Partly it has to do with the election mechanism which votes the top awarded creatives onto the board, and because reputations are established over decades (and some agencies spend more money on entering award shows than others), the impression is created that the same people run the Creative Circle year in and year out, leaving little space for new blood.
On this point Gotz’s election hopefully shows change is possible with the current voting system, but whether it’s the rule or the exception remains to be seen. Of the remainder of the new committee, numbering seventeen without Gotz, three are new members (Jonathan Beggs, Graeme Jenner and Kamogelo Sesing) while a fourth, John Davenport, rejoins the exco after an absence.
Gotz has identified greater engagement with the broader marketing and communications industry in highlighting the value creativity offers in finding solutions to business problems as a key point of strategy the Creative Circle needs to pursue. Many of the world’s most successful brands celebrate creativity, not least Apple and Coca-Cola, to name two examples.

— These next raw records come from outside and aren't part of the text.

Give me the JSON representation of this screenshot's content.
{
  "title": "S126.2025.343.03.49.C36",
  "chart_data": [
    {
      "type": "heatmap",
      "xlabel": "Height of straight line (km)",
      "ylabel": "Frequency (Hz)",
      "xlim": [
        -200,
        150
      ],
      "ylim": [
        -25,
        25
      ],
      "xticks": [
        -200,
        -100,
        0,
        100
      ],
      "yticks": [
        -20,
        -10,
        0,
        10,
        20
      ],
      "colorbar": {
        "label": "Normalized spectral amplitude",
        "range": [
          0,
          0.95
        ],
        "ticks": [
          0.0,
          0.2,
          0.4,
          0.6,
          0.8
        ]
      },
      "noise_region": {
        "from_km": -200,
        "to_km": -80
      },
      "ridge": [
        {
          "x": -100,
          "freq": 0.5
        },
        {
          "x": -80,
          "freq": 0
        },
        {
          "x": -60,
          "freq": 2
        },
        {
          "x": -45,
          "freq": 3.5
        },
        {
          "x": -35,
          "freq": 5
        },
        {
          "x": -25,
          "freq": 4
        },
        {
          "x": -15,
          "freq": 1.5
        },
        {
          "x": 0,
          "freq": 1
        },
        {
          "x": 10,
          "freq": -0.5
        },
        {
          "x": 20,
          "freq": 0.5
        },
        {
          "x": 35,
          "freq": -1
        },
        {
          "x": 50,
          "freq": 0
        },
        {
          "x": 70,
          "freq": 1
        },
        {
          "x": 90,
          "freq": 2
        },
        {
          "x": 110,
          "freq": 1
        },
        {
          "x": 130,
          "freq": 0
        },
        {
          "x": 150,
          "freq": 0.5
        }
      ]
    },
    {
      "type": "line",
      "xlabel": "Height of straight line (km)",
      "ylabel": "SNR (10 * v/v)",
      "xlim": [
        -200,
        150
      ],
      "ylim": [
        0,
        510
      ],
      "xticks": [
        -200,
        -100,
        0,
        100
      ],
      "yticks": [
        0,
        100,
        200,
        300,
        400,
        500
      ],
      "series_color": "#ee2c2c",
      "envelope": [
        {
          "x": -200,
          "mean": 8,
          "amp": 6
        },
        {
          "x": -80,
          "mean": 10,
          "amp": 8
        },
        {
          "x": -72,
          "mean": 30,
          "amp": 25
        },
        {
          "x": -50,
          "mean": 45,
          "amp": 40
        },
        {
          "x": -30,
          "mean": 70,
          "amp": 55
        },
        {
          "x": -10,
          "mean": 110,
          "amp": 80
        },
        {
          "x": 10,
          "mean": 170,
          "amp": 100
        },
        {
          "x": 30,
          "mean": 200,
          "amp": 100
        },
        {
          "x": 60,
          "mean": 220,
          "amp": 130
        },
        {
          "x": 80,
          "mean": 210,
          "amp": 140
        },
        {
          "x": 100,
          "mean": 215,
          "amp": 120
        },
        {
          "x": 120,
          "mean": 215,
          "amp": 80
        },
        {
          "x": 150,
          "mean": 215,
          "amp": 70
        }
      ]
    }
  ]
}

A culture of creativity inside organisations often helps lead them to success as with Google, a point Gotz believes the Creative Circle should be highlighting to everyone.
Gotz will further focus on industry transformation during his tenure saying that people in agencies should tell relevant stories to the broadest possible range of South Africans and that creative departments especially does not yet reflect the demographic make-up of the country’s population. That said, the industry being relative small numbers wise, it should not be that difficult to transform, and the Creative Circle is committed to implementing strategic initiatives to speed up that process.

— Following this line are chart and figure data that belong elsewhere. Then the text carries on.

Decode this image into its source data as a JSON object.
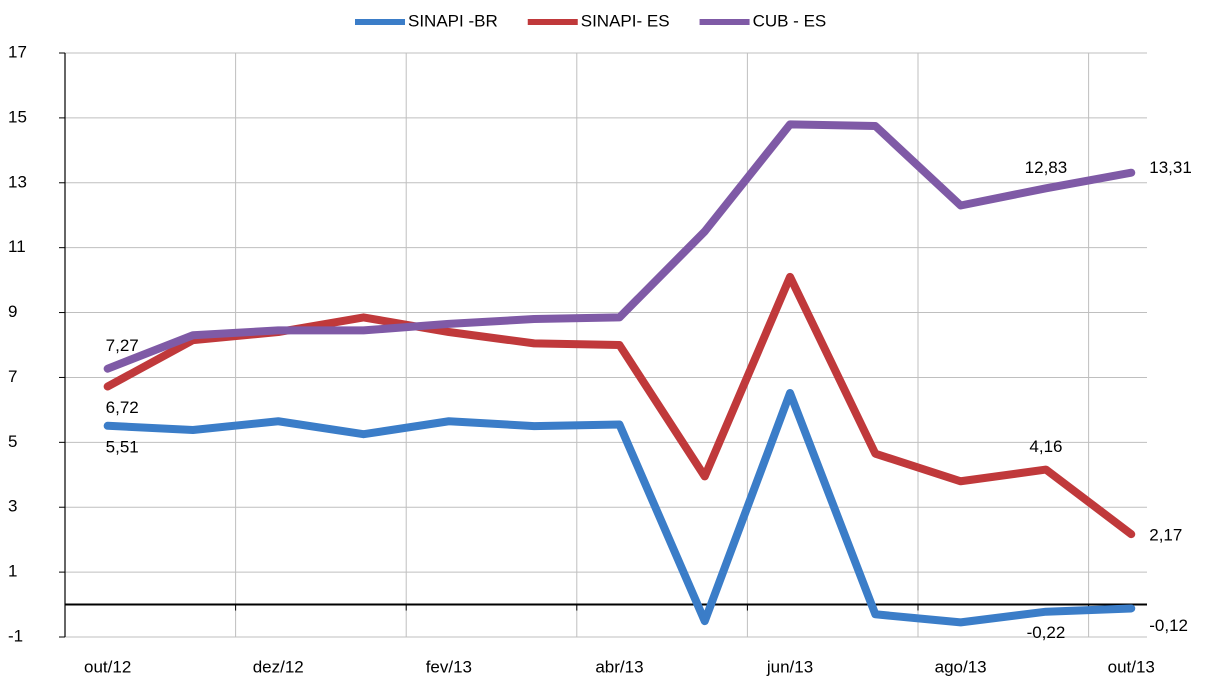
{
  "chart_data": {
    "type": "line",
    "categories": [
      "out/12",
      null,
      "dez/12",
      null,
      "fev/13",
      null,
      "abr/13",
      null,
      "jun/13",
      null,
      "ago/13",
      null,
      "out/13"
    ],
    "series": [
      {
        "name": "SINAPI -BR",
        "color": "#3b7dc8",
        "values": [
          5.51,
          5.38,
          5.65,
          5.25,
          5.65,
          5.5,
          5.55,
          -0.51,
          6.52,
          -0.3,
          -0.55,
          -0.22,
          -0.12
        ],
        "value_labels": [
          "5,51",
          null,
          null,
          null,
          null,
          null,
          null,
          null,
          null,
          null,
          null,
          "-0,22",
          "-0,12"
        ]
      },
      {
        "name": "SINAPI- ES",
        "color": "#c0393b",
        "values": [
          6.72,
          8.15,
          8.4,
          8.85,
          8.4,
          8.05,
          8.0,
          3.95,
          10.1,
          4.65,
          3.8,
          4.16,
          2.17
        ],
        "value_labels": [
          "6,72",
          null,
          null,
          null,
          null,
          null,
          null,
          null,
          null,
          null,
          null,
          "4,16",
          "2,17"
        ]
      },
      {
        "name": "CUB - ES",
        "color": "#7f5aa6",
        "values": [
          7.27,
          8.3,
          8.45,
          8.45,
          8.65,
          8.8,
          8.85,
          11.5,
          14.8,
          14.75,
          12.3,
          12.83,
          13.31
        ],
        "value_labels": [
          "7,27",
          null,
          null,
          null,
          null,
          null,
          null,
          null,
          null,
          null,
          null,
          "12,83",
          "13,31"
        ]
      }
    ],
    "ylim": [
      -1,
      17
    ],
    "yticks": [
      -1,
      1,
      3,
      5,
      7,
      9,
      11,
      13,
      15,
      17
    ],
    "grid": true,
    "legend": "top"
  }
}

While it used to provide AAA bursaries it decided to change course under the previous chair Brett Morris, and Creative Circle member companies will now be offering ten students from The Imagination Lab, an outreach programme started by Vega, paid internships inside their agencies. Numbers of available internships will increase as the programme settles in and with its focus on creative departments Gotz believes the initiative will quicken the pace of transformation here.
Gotz admits that the advertising industry’s awards culture has worked against it. But awards themselves are changing, say Gotz, to integrate results into the judging process, and are increasingly marrying effectiveness and creativity. This sets the case for creativity as a positive correlation between the two can now be highlighted. Locally the results from the results focussed Apex awards and the more creatively inclined Loerie Awards are also starting to mirror one another, says Gotz.
Gotz also hopes to expand the membership for the Creative Circle, membership fees work on a sliding scale with large agencies paying R16,500 a year, medium sized agencies R13,200 a year and small agencies (fewer than 10 people or just starting up) R6,600 a year.
On criticism that the Creative Circle has not endorsed the local digital advertising award show, the Bookmarks, which is run by the DMMA, Gotz says that the Creative Circle has shied away from endorsing specialist sector awards, especially if it duplicates categories already available at the Loeries.
Gotz says now is an exciting time for creativity across the spectrum – from advertising to architecture. The role of the Creative Circle in celebrating the value of creativity becomes easier in one sense, while managing its relevance in a time when creativity flourishes all around it and across so many industries, becomes more urgent.